Co-written by Akhtar and Reema Kagti, Gully Boy is loosely based on the life of Naezy, a homegrown rapper from Dharavi. It was released on February 15 this year, and brought national attention to the underground hip-hop that has emerged out Mumbai’s slums, as well as from other disadvantaged communities and areas in the country.

Last week, the Film Federation of India said its jury had selected Gully Boy as the official Indian entry to the international film category at the 92nd Academy Awards for its “infectious energy”. Akhtar says she was “thrilled” to hear the news. “The cast and crew are very excited; it is a big win for us. We’re happy with the response the film has got from the beginning, and the audiences’ reaction to it,” she adds.

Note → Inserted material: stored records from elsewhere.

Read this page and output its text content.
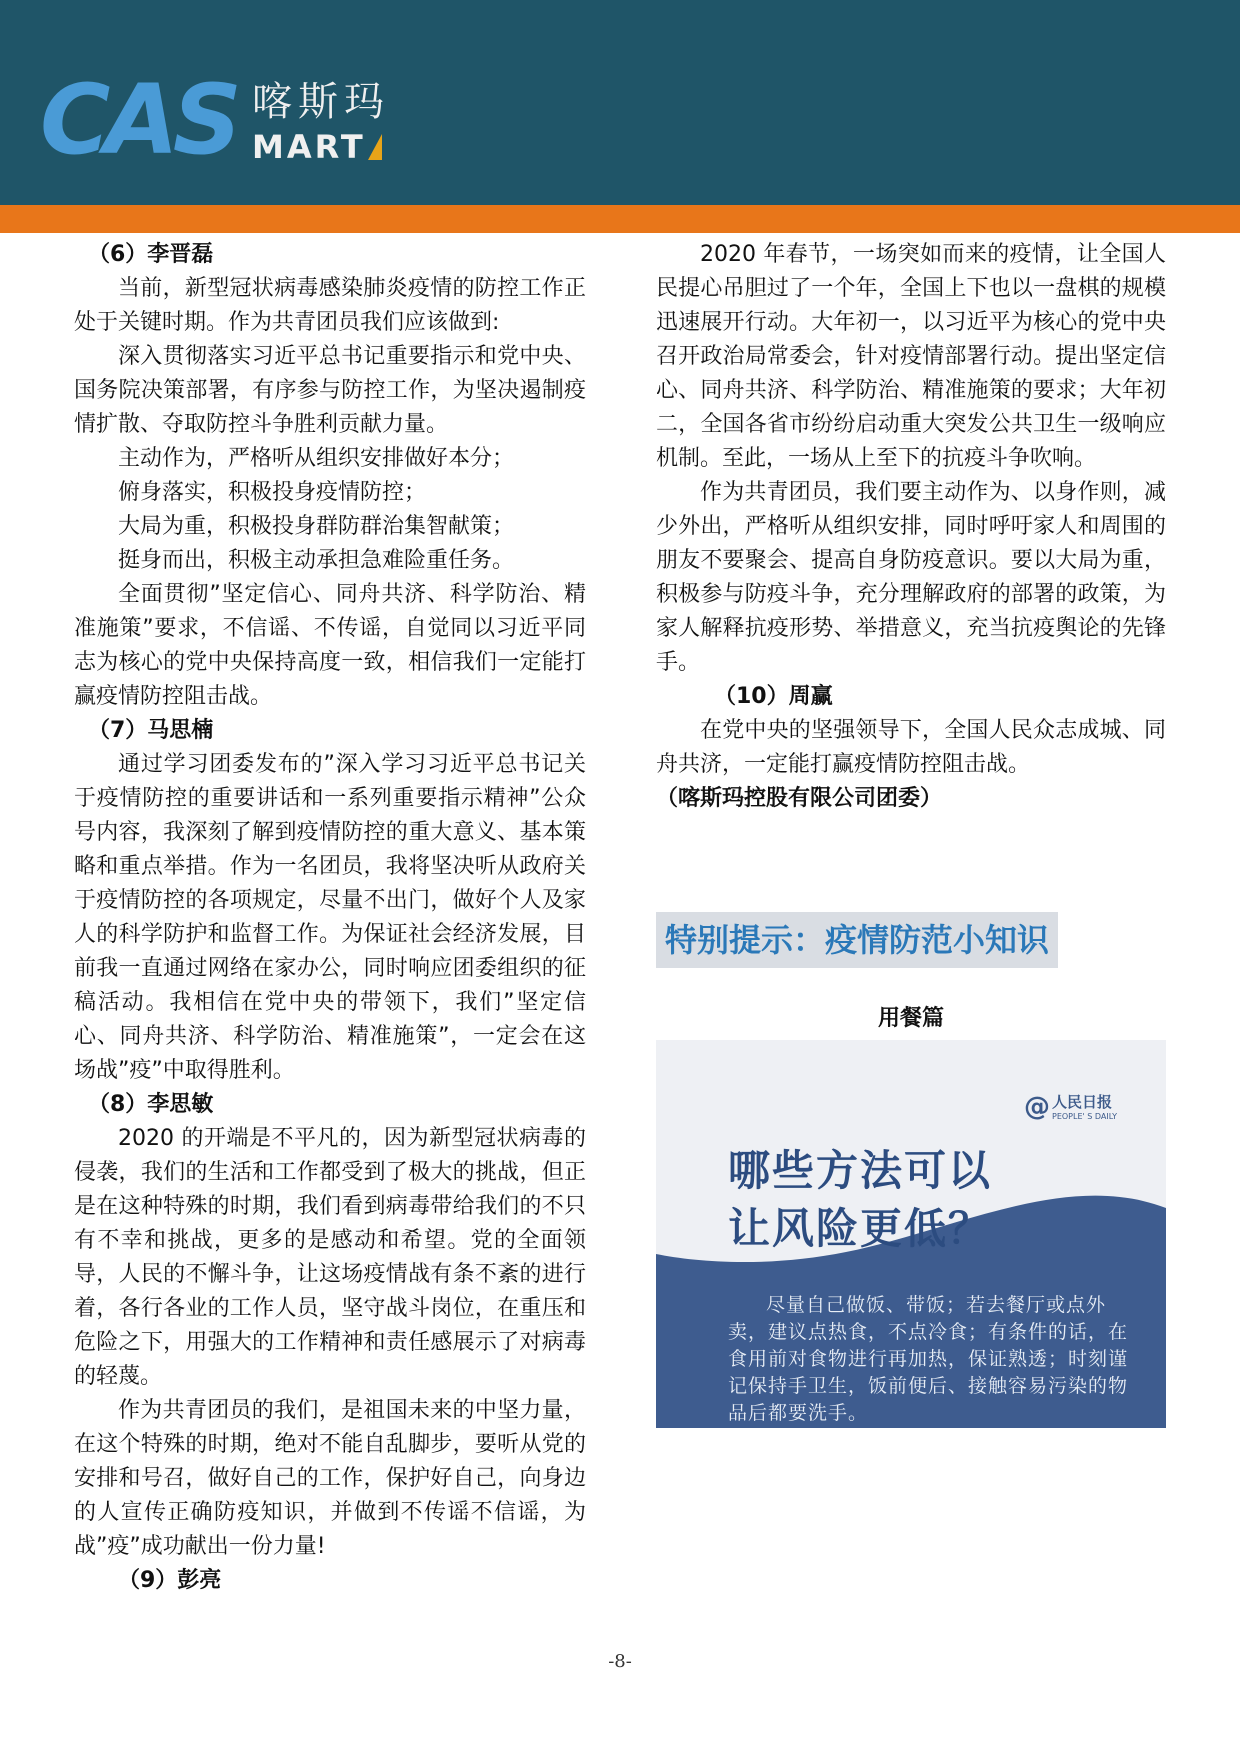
CAS 喀斯玛
MART

（6）李晋磊

当前，新型冠状病毒感染肺炎疫情的防控工作正处于关键时期。作为共青团员我们应该做到:

深入贯彻落实习近平总书记重要指示和党中央、国务院决策部署，有序参与防控工作，为坚决遏制疫情扩散、夺取防控斗争胜利贡献力量。

主动作为，严格听从组织安排做好本分；

俯身落实，积极投身疫情防控；

大局为重，积极投身群防群治集智献策；

挺身而出，积极主动承担急难险重任务。

全面贯彻”坚定信心、同舟共济、科学防治、精准施策”要求，不信谣、不传谣，自觉同以习近平同志为核心的党中央保持高度一致，相信我们一定能打赢疫情防控阻击战。

（7）马思楠

通过学习团委发布的”深入学习习近平总书记关于疫情防控的重要讲话和一系列重要指示精神”公众号内容，我深刻了解到疫情防控的重大意义、基本策略和重点举措。作为一名团员，我将坚决听从政府关于疫情防控的各项规定，尽量不出门，做好个人及家人的科学防护和监督工作。为保证社会经济发展，目前我一直通过网络在家办公，同时响应团委组织的征稿活动。我相信在党中央的带领下，我们”坚定信心、同舟共济、科学防治、精准施策”，一定会在这场战”疫”中取得胜利。

（8）李思敏

2020 的开端是不平凡的，因为新型冠状病毒的侵袭，我们的生活和工作都受到了极大的挑战，但正是在这种特殊的时期，我们看到病毒带给我们的不只有不幸和挑战，更多的是感动和希望。党的全面领导，人民的不懈斗争，让这场疫情战有条不紊的进行着，各行各业的工作人员，坚守战斗岗位，在重压和危险之下，用强大的工作精神和责任感展示了对病毒的轻蔑。

作为共青团员的我们，是祖国未来的中坚力量，在这个特殊的时期，绝对不能自乱脚步，要听从党的安排和号召，做好自己的工作，保护好自己，向身边的人宣传正确防疫知识，并做到不传谣不信谣，为战”疫”成功献出一份力量!

（9）彭亮

2020 年春节，一场突如而来的疫情，让全国人民提心吊胆过了一个年，全国上下也以一盘棋的规模迅速展开行动。大年初一，以习近平为核心的党中央召开政治局常委会，针对疫情部署行动。提出坚定信心、同舟共济、科学防治、精准施策的要求；大年初二，全国各省市纷纷启动重大突发公共卫生一级响应机制。至此，一场从上至下的抗疫斗争吹响。

作为共青团员，我们要主动作为、以身作则，减少外出，严格听从组织安排，同时呼吁家人和周围的朋友不要聚会、提高自身防疫意识。要以大局为重，积极参与防疫斗争，充分理解政府的部署的政策，为家人解释抗疫形势、举措意义，充当抗疫舆论的先锋手。

（10）周赢

在党中央的坚强领导下，全国人民众志成城、同舟共济，一定能打赢疫情防控阻击战。

（喀斯玛控股有限公司团委）

特别提示：疫情防范小知识
用餐篇
@ 人民日报
PEOPLE' S DAILY
哪些方法可以
让风险更低？
尽量自己做饭、带饭；若去餐厅或点外卖，建议点热食，不点冷食；有条件的话，在食用前对食物进行再加热，保证熟透；时刻谨记保持手卫生，饭前便后、接触容易污染的物品后都要洗手。
-8-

The film, which did extremely well in the international festival circuit after premiering in Berlin, was the year’s highest grossing film overseas. It was also honoured with the NETPAC award for the best Asian film at the Bucheon International Fantastic Film Festival (BIFAN) in South Korea in July. Another of her projects — the web series Lust Stories — was nominated for an Emmy. The Netflix original, co-directed by Akhtar, Anurag Kashyap, Dibakar Banerjee and Karan Johar, explores short stories centred on the theme of lust.

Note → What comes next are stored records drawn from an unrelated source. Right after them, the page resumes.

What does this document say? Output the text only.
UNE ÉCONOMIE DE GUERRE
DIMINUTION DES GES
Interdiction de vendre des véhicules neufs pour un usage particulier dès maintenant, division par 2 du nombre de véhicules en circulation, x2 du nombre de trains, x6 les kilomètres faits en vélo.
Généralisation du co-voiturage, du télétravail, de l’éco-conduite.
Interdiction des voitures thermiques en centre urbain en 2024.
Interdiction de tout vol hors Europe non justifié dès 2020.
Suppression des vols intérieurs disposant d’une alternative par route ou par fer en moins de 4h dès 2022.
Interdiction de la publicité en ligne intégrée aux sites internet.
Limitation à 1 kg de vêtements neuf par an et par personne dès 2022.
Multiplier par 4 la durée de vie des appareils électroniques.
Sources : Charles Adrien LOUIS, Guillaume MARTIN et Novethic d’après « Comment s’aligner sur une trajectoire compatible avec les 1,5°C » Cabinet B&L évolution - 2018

For Akhtar, the story is all-important. “I try to understand if the story has a human element, and does it affect me at all in any way. I don’t mean in the sense that it has to make me cry or make me laugh. But does it make me angry, or inspire me, or move me? The second thing that I look for in a story is whether its universe interests me,” she says on the phone from Mumbai.

There is no one “specific thing” that draws her attention. “I like to see if a story is plot-driven. Sometimes it’s just a sexy plot or an idea that clicks — which you can use as a hook to get the audience interested.”

Akhtar is busy with the Jio MAMI 21st Mumbai Film Festival with Star, which is slated to be held next month. A MAMI board member, she was present at the festival’s Word-to-Screen market — a platform that helps film-makers and authors interact with each other for collaborations. Some 28 top publishing houses were present at the market, discussing 550 books across 30 genres in eight languages. “The platform has only grown since its inception, and I am thrilled to have been a part of this journey. The Word-to-Screen Market seeks to bring together the best of two industries. I saw tremendous potential in the stories that were pitched, and I’m excited about how we can work together to bring these narratives to life,” Akhtar tells BLink. She admits that she has never worked on one, but highlights the need to retain the “essence of a book” for a good adaptation.

“While adapting from another medium, you will be cutting things out, you will be shortening things, things will shift. But if you retain the essence and make someone feel what they felt when they read the book, then you’re home.” Behind unusual stories, a supportive producer is often an underrated but crucial factor. Akhtar points out that many mainstream producers are still loath to support films focussed on an unexplored subject.

“If I had taken Gully Boy to a lot of producers in the industry, they wouldn’t have gone for it. If I had gone to them and said that I wanted to make a film about a rapper from Dharavi, they would have perhaps questioned whether anyone would want to know this story. But my producers were supportive and pushed me to go for it. You need that support.” (The film was co-produced by Zoya Akhtar, Farhan Akhtar and Ritesh Sidhwani.)

Akhtar’s next projects include the second season of Made in Heaven, returning on popular demand, as well as a short film called Ghost Stories with Jahnvi Kapoor. There is speculation about a sequel to Zindagi Na Milegi Dobara, but she’s tight-lipped about her upcoming films. What’s known is that the story has to excite her — along with its universe.